Loaded and preprocessed 312 products.


### 2. Generate Embeddings (384 Dimensions)

In [3]:
# This model produces 384-dimension vectors and is highly reliable for downloads.
embedding_model = SentenceTransformer('sentence-transformers/all-MiniLM-L6-v2')

print("Generating text embeddings (this may take a minute)...")
product_vectors = embedding_model.encode(df['text_for_embedding'].tolist(), show_progress_bar=True)

print(f"Embeddings created with shape: {product_vectors.shape}")

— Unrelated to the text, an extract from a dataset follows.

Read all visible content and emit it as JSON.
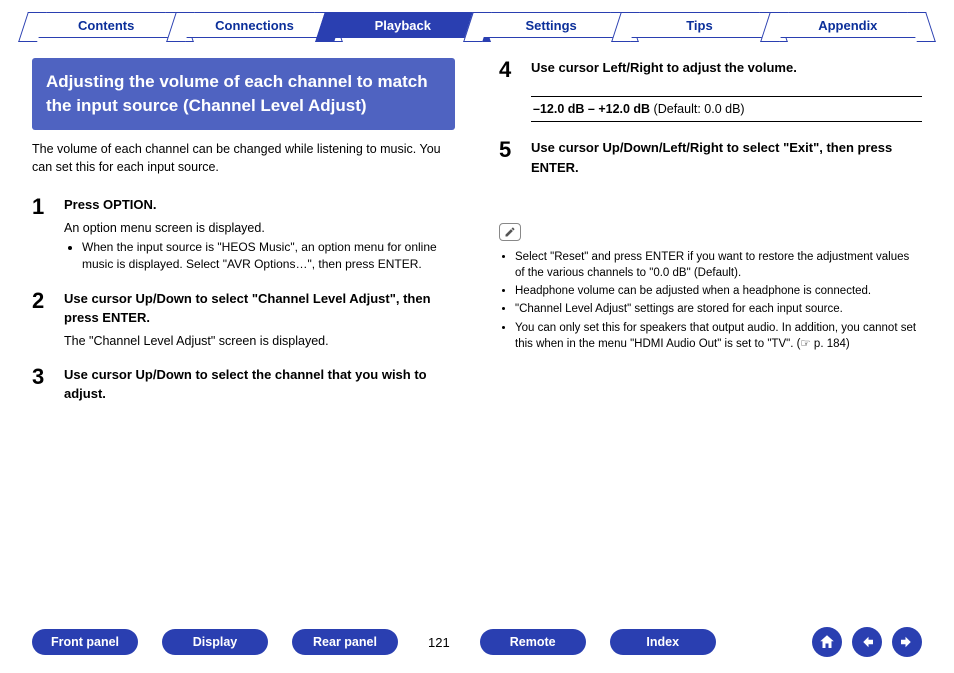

OSError: sentence-transformers/all-MiniLM-L6-v2 is not a local folder and is not a valid model identifier listed on 'https://huggingface.co/models'
If this is a private repository, make sure to pass a token having permission to this repo either by logging in with `huggingface-cli login` or by passing `token=<your_token>`

### 3. Connect to Weaviate and Define Schema

In [None]:
client = weaviate.connect_to_local()

collection_name = "Product"
if client.collections.exists(collection_name):
    print(f"Deleting existing collection: {collection_name}")
    client.collections.delete(collection_name)

products = client.collections.create(
    name=collection_name,
    description="A collection of furniture and home products",
    vectorizer_config=weaviate.classes.config.Configure.Vectorizer.none()
)
print(f"Collection '{collection_name}' created successfully.")

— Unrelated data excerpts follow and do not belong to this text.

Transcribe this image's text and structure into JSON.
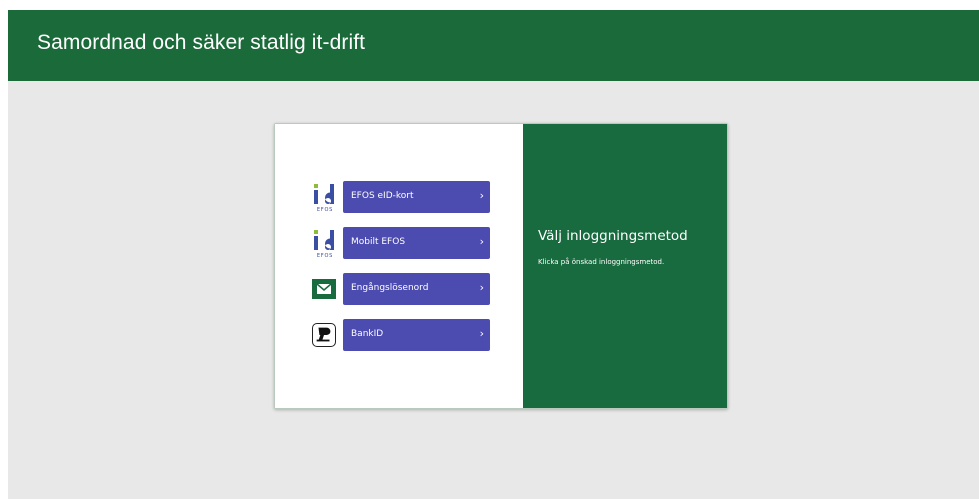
{
  "header": {
    "title": "Samordnad och säker statlig it-drift"
  },
  "login": {
    "methods": [
      {
        "label": "EFOS eID-kort",
        "icon": "efos-id-icon"
      },
      {
        "label": "Mobilt EFOS",
        "icon": "efos-id-icon"
      },
      {
        "label": "Engångslösenord",
        "icon": "mail-icon"
      },
      {
        "label": "BankID",
        "icon": "bankid-icon"
      }
    ],
    "chevron": "›",
    "panel_title": "Välj inloggningsmetod",
    "panel_subtitle": "Klicka på önskad inloggningsmetod."
  },
  "colors": {
    "header_bg": "#1b6b3a",
    "panel_bg": "#176b3e",
    "button_bg": "#4b4bb0",
    "page_bg": "#e8e8e8",
    "efos_blue": "#3a4fa3",
    "efos_green": "#8dbb3a"
  },
  "icon_text": {
    "id": "id",
    "efos": "EFOS"
  }
}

### 4. Batch Data Ingestion into Weaviate

In [None]:
print("Starting data ingestion into Weaviate...")
product_collection = client.collections.get("Product")

with product_collection.batch.dynamic() as batch:
    for i, row in df.iterrows():
        properties = {
            "title": str(row['title']),
            "brand": str(row['brand']),
            "description": str(row['description']),
            "price": str(row['price']),
            "material": str(row['material']),
            "color": str(row['color']),
            "primary_image": str(row['primary_image']),
            "uniq_id": str(row['uniq_id'])
        }
        
        batch.add_object(
            properties=properties,
            vector=product_vectors[i].tolist(),
            uuid=uuid.uuid5(uuid.NAMESPACE_DNS, str(row['uniq_id']))
        )

print("\nData ingestion complete. All products have been uploaded to Weaviate.")
client.close()